Jayapura, Jubi – Sekelompok warga dari Kampung Yahim, Sereh, Yobeh, dan Ifar Besar menuntut Kementerian Perhubungan segera membayar ganti rugi atas penggunaan tanah Bandara Internasional Sentani di Kabupaten Jayapura, Papua. Tuntutan itu disampaikan dalam demonstrasi di halaman Kantor DPR Papua, Kota Jayapura, Selasa (30/5/2023).
Warga dari Kampung Yahim, Sereh, Yobeh, dan Ifar Besar yang berunjuk rasa itu menyatakan 55 hektare tanah lokasi Bandara Internasional Sentani merupakan tanah ulayat mereka. Salah satu pengunjuk rasa, Willem Felle mengatakan Kementerian Perhubungan sudah membayar ganti rugi senilai Rp15,9 miliar untku penggunaan lahan seluas 39 hektare Bandara Internasional Sentani. Akan tetapi, ganti rugi penggunaan lahan lain seluas 55 hektare belum dibayar sejak 2005.
“Kami sudah menunggu lama. Makanya hari ini kami datang ke DPR Papua untuk meminta Bapak anggota DPR Papua menerima aspirasi [kami] untuk disampaikan ke pihak berwenang yang tanggani persoalan hak ulayat kami,” kata Felle.

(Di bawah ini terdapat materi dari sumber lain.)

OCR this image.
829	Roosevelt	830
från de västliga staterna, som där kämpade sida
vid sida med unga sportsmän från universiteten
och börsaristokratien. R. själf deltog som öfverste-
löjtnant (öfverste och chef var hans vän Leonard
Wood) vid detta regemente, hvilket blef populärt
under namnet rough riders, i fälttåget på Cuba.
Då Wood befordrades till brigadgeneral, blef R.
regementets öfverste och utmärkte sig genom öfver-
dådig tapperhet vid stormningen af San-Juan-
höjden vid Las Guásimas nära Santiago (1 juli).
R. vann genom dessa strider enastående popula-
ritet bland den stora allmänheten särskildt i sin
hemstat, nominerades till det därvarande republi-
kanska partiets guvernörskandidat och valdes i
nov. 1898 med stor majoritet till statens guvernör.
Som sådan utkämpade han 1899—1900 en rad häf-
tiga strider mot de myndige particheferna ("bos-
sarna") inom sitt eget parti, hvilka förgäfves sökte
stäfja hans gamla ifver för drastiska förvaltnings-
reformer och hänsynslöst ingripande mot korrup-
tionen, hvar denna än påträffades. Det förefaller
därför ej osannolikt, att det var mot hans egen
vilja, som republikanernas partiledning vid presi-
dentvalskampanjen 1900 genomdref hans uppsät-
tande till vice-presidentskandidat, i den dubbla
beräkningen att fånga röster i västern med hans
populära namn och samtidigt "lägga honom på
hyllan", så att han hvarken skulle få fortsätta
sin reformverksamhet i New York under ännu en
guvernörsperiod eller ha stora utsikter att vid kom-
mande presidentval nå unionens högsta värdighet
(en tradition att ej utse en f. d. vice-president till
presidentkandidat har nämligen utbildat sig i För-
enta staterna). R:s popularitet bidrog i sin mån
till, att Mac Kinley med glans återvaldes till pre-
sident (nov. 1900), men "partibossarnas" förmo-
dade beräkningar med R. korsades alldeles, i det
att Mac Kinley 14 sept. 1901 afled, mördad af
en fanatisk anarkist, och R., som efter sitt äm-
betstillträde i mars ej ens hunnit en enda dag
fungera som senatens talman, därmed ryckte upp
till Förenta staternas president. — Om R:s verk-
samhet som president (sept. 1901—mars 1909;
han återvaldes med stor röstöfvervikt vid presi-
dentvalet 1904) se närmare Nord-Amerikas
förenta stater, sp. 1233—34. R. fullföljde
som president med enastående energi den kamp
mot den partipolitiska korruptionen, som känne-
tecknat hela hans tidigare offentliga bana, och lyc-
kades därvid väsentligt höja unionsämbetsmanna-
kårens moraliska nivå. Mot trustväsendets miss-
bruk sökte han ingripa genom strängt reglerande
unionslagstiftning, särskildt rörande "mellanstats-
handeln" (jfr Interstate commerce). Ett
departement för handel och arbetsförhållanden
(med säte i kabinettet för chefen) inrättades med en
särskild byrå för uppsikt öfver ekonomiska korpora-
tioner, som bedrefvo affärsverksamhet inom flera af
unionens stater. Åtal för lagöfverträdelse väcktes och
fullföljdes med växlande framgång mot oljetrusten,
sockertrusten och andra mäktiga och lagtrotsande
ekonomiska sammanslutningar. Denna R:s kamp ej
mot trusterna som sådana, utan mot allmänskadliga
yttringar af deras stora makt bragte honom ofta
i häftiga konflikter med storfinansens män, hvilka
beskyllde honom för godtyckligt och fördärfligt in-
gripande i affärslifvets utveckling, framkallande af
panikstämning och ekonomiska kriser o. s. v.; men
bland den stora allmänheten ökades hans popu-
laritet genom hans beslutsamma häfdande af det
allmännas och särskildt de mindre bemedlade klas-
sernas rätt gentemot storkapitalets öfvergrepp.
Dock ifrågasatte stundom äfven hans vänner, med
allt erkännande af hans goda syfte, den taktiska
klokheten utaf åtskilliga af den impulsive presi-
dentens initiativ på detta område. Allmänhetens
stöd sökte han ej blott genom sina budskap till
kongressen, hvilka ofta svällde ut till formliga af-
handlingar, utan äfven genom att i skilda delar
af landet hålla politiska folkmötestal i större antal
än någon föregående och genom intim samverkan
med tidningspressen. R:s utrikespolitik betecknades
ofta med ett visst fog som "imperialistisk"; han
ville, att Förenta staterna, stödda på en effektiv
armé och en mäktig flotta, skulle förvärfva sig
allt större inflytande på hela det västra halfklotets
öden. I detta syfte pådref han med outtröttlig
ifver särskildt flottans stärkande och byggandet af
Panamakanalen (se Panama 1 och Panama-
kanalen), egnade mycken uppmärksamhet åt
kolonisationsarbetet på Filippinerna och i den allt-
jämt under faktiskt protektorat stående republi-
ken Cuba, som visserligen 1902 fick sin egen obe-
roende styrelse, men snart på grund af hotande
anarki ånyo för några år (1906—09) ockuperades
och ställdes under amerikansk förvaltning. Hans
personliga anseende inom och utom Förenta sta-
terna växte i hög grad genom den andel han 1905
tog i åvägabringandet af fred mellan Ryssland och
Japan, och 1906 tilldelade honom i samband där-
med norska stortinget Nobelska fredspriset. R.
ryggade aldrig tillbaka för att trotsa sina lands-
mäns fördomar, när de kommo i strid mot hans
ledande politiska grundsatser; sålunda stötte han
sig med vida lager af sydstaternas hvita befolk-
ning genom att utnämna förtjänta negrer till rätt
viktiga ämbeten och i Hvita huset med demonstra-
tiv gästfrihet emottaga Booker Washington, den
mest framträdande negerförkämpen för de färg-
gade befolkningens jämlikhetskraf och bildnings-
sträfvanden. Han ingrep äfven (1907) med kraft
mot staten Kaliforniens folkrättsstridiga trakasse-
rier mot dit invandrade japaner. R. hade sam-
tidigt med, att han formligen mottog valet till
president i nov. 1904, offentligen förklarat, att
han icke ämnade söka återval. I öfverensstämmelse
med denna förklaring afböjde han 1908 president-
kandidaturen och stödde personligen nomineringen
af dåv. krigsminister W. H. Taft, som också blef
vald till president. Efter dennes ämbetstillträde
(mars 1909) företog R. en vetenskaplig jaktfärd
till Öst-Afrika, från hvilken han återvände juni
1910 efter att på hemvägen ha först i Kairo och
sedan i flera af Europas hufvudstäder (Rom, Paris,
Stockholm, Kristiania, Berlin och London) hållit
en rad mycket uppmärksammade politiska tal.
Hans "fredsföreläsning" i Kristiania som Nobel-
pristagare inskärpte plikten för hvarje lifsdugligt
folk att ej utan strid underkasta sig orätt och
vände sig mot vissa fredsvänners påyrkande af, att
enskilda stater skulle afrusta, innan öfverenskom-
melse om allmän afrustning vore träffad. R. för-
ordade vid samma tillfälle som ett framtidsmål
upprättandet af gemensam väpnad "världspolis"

Felle menegaskan jika ganti rugi penggunaan 55 hektare lahan itu tidak segera diselesaikan, masyarakat dari Kampung Yahim, Sereh, Yobeh, dan Ifar Besar akan menduduki Bandara Internasional Sentani. “Kami siap mati di atas tanah kami. Orang tua kami sudah berjuang sudah hampir 53 tahun. Dengan begitu, saat ini kami berjuang untuk hak ulayat kami, karena sudah berpuluh tahun Negara gunakan tanah itu,” tegasnya.
Felle menyatakan penerbitan sertifikat atas lahan yang digunakan Bandara Internasional Sentani dilakukan tanpa sepengetahuan masyarakat adat. “Sertifikat itu diterbitkan tanpa dasar yang jelas, sebab tidak ada pelepasan adat,” ujarnya.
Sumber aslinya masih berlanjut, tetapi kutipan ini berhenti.